The platform lets agents retain relevant details across conversations while respecting strict data privacy and retention rules. This should reduce the need for customers to repeat information when following up on enquiries, the bank said.

“Envoy helps our employees become more productive, improve customer journeys, and launch potentially disruptive business models,” said Ron van Kemenade, Chief Operating Officer at Lloyds Banking Group.

The launch comes as Lloyds looks to expand the value it generates from AI. The group previously reported around £50 million in value from generative AI in 2025 and expects more than £100 million this year.

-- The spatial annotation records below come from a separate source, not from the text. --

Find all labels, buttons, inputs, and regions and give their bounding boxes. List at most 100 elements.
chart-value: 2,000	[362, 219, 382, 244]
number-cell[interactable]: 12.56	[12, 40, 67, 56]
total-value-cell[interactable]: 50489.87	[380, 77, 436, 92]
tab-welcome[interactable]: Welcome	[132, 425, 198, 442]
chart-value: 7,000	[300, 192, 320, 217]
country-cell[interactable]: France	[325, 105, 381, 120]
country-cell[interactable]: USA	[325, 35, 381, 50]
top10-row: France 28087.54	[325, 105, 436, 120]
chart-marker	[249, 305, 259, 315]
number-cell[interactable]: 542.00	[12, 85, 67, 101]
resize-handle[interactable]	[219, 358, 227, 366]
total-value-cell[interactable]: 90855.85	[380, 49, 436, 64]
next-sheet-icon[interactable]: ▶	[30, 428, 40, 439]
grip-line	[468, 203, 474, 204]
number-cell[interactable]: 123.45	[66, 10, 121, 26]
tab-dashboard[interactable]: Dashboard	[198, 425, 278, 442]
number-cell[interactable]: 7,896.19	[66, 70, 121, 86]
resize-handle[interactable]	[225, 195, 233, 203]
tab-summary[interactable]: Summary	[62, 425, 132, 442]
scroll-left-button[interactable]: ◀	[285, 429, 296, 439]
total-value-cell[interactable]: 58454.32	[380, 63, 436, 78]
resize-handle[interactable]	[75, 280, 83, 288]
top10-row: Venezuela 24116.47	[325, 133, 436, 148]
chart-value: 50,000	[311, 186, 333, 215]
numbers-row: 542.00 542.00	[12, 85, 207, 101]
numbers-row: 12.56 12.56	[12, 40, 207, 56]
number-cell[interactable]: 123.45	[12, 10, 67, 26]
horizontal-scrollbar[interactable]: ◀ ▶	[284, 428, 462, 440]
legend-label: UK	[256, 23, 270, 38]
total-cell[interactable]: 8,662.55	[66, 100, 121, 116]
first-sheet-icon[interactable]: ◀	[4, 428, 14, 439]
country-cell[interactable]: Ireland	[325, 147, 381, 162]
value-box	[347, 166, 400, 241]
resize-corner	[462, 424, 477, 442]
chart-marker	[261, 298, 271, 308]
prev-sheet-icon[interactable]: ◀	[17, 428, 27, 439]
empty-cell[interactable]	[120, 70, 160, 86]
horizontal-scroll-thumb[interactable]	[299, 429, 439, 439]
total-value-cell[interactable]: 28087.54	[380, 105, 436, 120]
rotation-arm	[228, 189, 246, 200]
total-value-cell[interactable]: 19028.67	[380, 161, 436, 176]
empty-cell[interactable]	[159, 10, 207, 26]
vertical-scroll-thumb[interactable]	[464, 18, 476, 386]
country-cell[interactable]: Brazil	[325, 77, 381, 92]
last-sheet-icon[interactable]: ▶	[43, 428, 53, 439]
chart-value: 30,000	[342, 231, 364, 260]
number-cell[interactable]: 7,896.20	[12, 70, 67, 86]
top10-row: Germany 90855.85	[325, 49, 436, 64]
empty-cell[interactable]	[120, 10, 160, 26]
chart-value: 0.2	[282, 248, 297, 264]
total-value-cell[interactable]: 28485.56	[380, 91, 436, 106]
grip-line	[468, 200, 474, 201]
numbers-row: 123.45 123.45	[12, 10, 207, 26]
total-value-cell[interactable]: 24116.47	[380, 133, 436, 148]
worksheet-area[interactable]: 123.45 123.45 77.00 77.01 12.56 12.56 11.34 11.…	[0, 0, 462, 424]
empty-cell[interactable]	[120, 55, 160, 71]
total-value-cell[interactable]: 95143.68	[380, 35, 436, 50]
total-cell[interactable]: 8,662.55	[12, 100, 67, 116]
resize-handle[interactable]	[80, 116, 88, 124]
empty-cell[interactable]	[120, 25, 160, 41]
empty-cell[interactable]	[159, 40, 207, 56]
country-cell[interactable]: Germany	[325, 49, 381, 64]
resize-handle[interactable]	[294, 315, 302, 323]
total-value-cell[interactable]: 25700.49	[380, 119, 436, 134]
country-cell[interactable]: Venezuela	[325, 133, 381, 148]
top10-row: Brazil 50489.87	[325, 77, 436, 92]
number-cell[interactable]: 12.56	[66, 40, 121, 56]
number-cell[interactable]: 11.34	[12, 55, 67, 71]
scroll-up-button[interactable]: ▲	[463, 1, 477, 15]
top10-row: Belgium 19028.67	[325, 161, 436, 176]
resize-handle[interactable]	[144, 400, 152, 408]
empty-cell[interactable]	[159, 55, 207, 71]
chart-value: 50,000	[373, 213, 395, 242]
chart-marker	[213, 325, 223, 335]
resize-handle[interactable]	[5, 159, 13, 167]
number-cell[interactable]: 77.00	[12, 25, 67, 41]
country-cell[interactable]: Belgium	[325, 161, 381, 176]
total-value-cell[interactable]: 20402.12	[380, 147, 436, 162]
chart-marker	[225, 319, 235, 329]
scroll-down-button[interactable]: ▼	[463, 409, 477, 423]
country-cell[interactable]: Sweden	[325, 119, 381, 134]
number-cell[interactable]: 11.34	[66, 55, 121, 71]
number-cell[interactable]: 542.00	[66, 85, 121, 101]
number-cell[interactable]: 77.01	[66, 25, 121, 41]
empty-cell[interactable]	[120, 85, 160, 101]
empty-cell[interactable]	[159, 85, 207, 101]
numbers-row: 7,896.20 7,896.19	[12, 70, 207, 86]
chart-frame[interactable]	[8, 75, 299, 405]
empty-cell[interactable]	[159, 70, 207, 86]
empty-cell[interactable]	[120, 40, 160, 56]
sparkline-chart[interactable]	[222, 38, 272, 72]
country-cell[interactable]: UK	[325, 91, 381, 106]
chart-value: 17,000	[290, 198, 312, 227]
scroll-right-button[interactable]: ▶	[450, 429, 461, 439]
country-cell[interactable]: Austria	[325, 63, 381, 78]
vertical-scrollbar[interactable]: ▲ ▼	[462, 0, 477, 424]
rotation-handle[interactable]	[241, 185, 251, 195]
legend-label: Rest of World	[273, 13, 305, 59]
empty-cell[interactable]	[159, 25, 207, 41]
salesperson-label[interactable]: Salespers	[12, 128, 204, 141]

How other UK banks are playing the AI agent game

Lloyds isn’t the only high-street name going hard on governed AI – but its dedicated agent-building platform with a built-in marketplace sets it apart for now.

NatWest has rolled out its own internal ‘AI Digital Enabler’ to 99% of workers, an in-house AI tool for secure experimentation with summarising documents, brainstorming and problem-solving.

It’s also pushing agentic AI hard after trials of “agentic-led engineering” delivered 10x productivity gains in financial crime teams, and it’s testing a customer-facing agentic assistant inside its Cora digital helper.

Barclays is deploying a custom ‘Colleague AI Agent’ powered by Microsoft 365 Copilot to 100,000 staff globally. The tool handles everything from travel booking and HR queries to compliance checks, all wrapped in the bank’s own governance layer.

Barclays talks openly about moving into “emerging agentic AI patterns” for both internal workflows and customer solutions, backed by a GenAI Centre of Excellence.

HSBC gives all colleagues access to an LLM-based productivity platform and has deployed generative AI assistants in customer service and corporate banking. It uses AI Review Councils for oversight but hasn’t announced a full agent-building marketplace yet.

Smaller players are also moving fast on the customer side. Starling Bank claims to have developed the UK’s first agentic AI financial assistant for personal money management, while Santander has already run Europe’s first live end-to-end payment executed by an AI agent in partnership with Mastercard.